Sie kann nichts für das Theater um das Theater. Das halb öffentliche Hin-und-Her ist gewiss kein Meisterstück des Stiftungsrats, des Gemeinderats, des Regierungsrats. Ohne die Befähigung von Nadine Borter in Zweifel ziehen zu wollen – wäre nicht auch ein anderes Vorgehen denkbar (gewesen) als die Vorbereitung im abgedunkelten Raum? Ein Vorgehen, bei dem die Wahlbehörde das Amt öffentlich ausgeschrieben hätte mit Beschreibung der Aufgabe, des Anforderungsprofils, vielleicht weiterer Erwartungen? Jede Frau, jeder Mann hätte sich bewerben können. Am Schluss hätte – wie jetzt eben – der Gemeinderat gewählt.

Der Vorzug?

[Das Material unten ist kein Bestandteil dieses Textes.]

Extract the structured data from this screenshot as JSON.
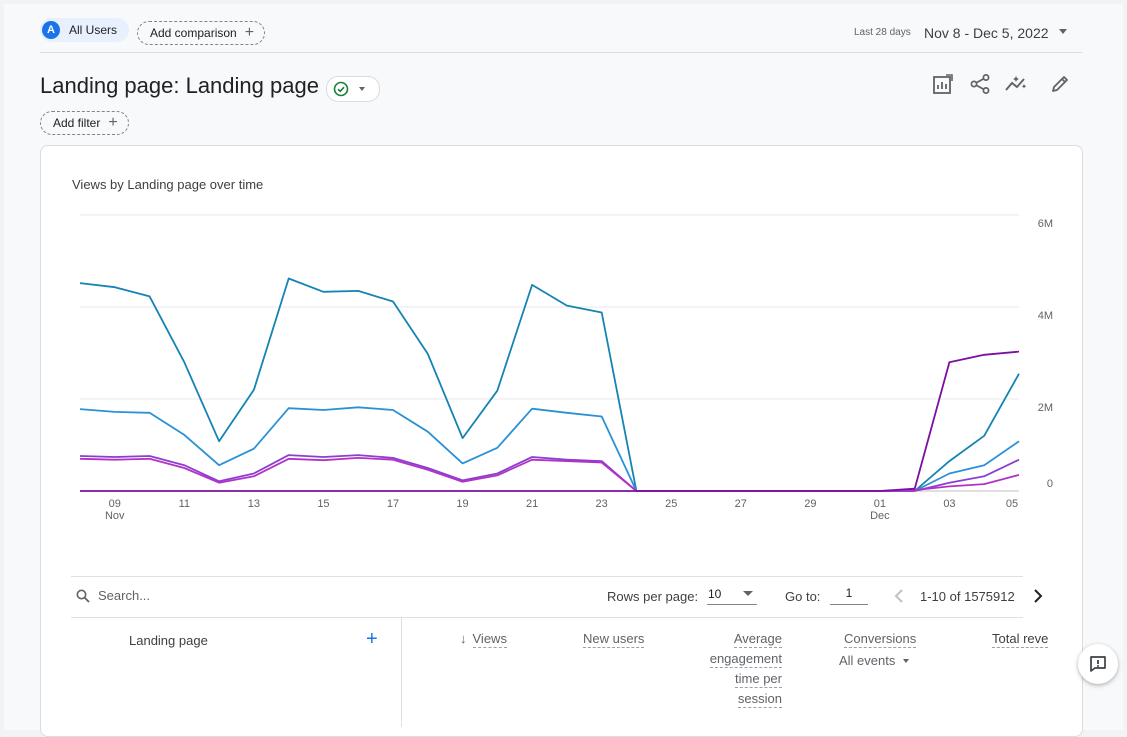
{
  "filters": {
    "segment_avatar": "A",
    "segment_label": "All Users",
    "add_comparison_label": "Add comparison",
    "add_filter_label": "Add filter",
    "plus": "+"
  },
  "date_range": {
    "label": "Last 28 days",
    "value": "Nov 8 - Dec 5, 2022"
  },
  "report": {
    "title": "Landing page: Landing page"
  },
  "toolbar": {
    "icons": [
      "customize-report-icon",
      "share-icon",
      "insights-icon",
      "edit-icon"
    ]
  },
  "chart_data": {
    "type": "line",
    "title": "Views by Landing page over time",
    "y_axis_side": "right",
    "ylim": [
      0,
      6000000
    ],
    "y_ticks": [
      "0",
      "2M",
      "4M",
      "6M"
    ],
    "x_tick_labels": [
      "09",
      "11",
      "13",
      "15",
      "17",
      "19",
      "21",
      "23",
      "25",
      "27",
      "29",
      "01",
      "03",
      "05"
    ],
    "x_month_labels": [
      {
        "at": "09",
        "label": "Nov"
      },
      {
        "at": "01",
        "label": "Dec"
      }
    ],
    "x": [
      "Nov 8",
      "Nov 9",
      "Nov 10",
      "Nov 11",
      "Nov 12",
      "Nov 13",
      "Nov 14",
      "Nov 15",
      "Nov 16",
      "Nov 17",
      "Nov 18",
      "Nov 19",
      "Nov 20",
      "Nov 21",
      "Nov 22",
      "Nov 23",
      "Nov 24",
      "Nov 25",
      "Nov 26",
      "Nov 27",
      "Nov 28",
      "Nov 29",
      "Nov 30",
      "Dec 1",
      "Dec 2",
      "Dec 3",
      "Dec 4",
      "Dec 5"
    ],
    "grid": true,
    "series": [
      {
        "color": "#1583b4",
        "values": [
          4520000,
          4430000,
          4230000,
          2800000,
          1080000,
          2200000,
          4620000,
          4330000,
          4350000,
          4120000,
          2980000,
          1150000,
          2180000,
          4480000,
          4030000,
          3880000,
          0,
          0,
          0,
          0,
          0,
          0,
          0,
          0,
          0,
          650000,
          1200000,
          2550000
        ]
      },
      {
        "color": "#2a91d6",
        "values": [
          1780000,
          1720000,
          1700000,
          1220000,
          560000,
          920000,
          1800000,
          1760000,
          1820000,
          1760000,
          1290000,
          600000,
          940000,
          1790000,
          1700000,
          1620000,
          0,
          0,
          0,
          0,
          0,
          0,
          0,
          0,
          0,
          380000,
          560000,
          1080000
        ]
      },
      {
        "color": "#8b3fd1",
        "values": [
          760000,
          740000,
          760000,
          560000,
          210000,
          380000,
          780000,
          740000,
          780000,
          720000,
          500000,
          230000,
          380000,
          740000,
          680000,
          650000,
          0,
          0,
          0,
          0,
          0,
          0,
          0,
          0,
          0,
          180000,
          320000,
          680000
        ]
      },
      {
        "color": "#b232c6",
        "values": [
          700000,
          680000,
          700000,
          500000,
          180000,
          320000,
          700000,
          670000,
          720000,
          680000,
          460000,
          200000,
          340000,
          680000,
          650000,
          620000,
          0,
          0,
          0,
          0,
          0,
          0,
          0,
          0,
          20000,
          100000,
          150000,
          350000
        ]
      },
      {
        "color": "#7b0fa0",
        "values": [
          0,
          0,
          0,
          0,
          0,
          0,
          0,
          0,
          0,
          0,
          0,
          0,
          0,
          0,
          0,
          0,
          0,
          0,
          0,
          0,
          0,
          0,
          0,
          0,
          50000,
          2800000,
          2960000,
          3030000
        ]
      }
    ]
  },
  "table_controls": {
    "search_placeholder": "Search...",
    "rows_per_page_label": "Rows per page:",
    "rows_per_page_value": "10",
    "goto_label": "Go to:",
    "goto_value": "1",
    "pagination_text": "1-10 of 1575912"
  },
  "table": {
    "dimension_header": "Landing page",
    "add_dimension": "+",
    "sort_arrow": "↓",
    "columns": {
      "views": "Views",
      "new_users": "New users",
      "avg_engagement": [
        "Average",
        "engagement",
        "time per",
        "session"
      ],
      "conversions": "Conversions",
      "conversions_sub": "All events",
      "total_revenue": "Total reve"
    }
  }
}
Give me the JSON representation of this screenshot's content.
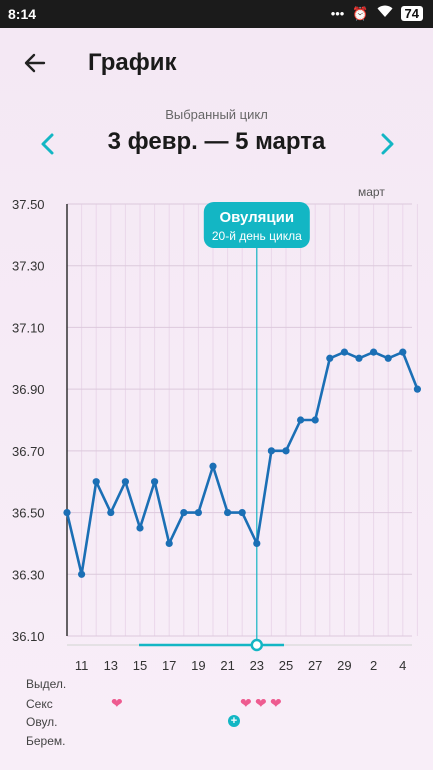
{
  "status_bar": {
    "time": "8:14",
    "battery": "74"
  },
  "header": {
    "title": "График",
    "back_icon": "arrow-left-icon"
  },
  "cycle": {
    "caption": "Выбранный цикл",
    "range": "3 февр. — 5 марта",
    "prev_icon": "chevron-left-icon",
    "next_icon": "chevron-right-icon"
  },
  "colors": {
    "accent": "#13b6c4",
    "line": "#1b6fb5",
    "heart": "#ee5b90"
  },
  "chart_data": {
    "type": "line",
    "month_label": "март",
    "ylim": [
      36.1,
      37.5
    ],
    "y_ticks": [
      "37.50",
      "37.30",
      "37.10",
      "36.90",
      "36.70",
      "36.50",
      "36.30",
      "36.10"
    ],
    "x_tick_labels": [
      "11",
      "13",
      "15",
      "17",
      "19",
      "21",
      "23",
      "25",
      "27",
      "29",
      "2",
      "4"
    ],
    "series": [
      {
        "values": [
          36.5,
          36.3,
          36.6,
          36.5,
          36.6,
          36.45,
          36.6,
          36.4,
          36.5,
          36.5,
          36.65,
          36.5,
          36.5,
          36.4,
          36.7,
          36.7,
          36.8,
          36.8,
          37.0,
          37.02,
          37.0,
          37.02,
          37.0,
          37.02,
          36.9
        ]
      }
    ],
    "ovulation_index": 13,
    "annotation": {
      "title": "Овуляции",
      "subtitle": "20-й день цикла"
    }
  },
  "legend_rows": {
    "bleeding": "Выдел.",
    "sex": "Секс",
    "ovulation": "Овул.",
    "pregnancy": "Берем."
  },
  "markers": {
    "sex_heart_symbol": "❤",
    "ovulation_symbol": "+"
  }
}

Ein klar geregelter Vorgang. Eine Möglichkeit, über den Kreis der Personen hinaus, die man irgendwie zu kennen glaubt, neue Gesichter zu entdecken. Eine Chance, glaubhaft zu machen, dass es wirklich auf Eignung, Fähigkeit und Engagement ankommt, und nicht auf Zugehörigkeit zu einem «inneren Kreis». Für die offene Gesellschaft und ihr Theater, ihr Orchester und ihr Tanzkorps wäre dies wichtig. Hoffentlich kommt es so beim nächsten Mal.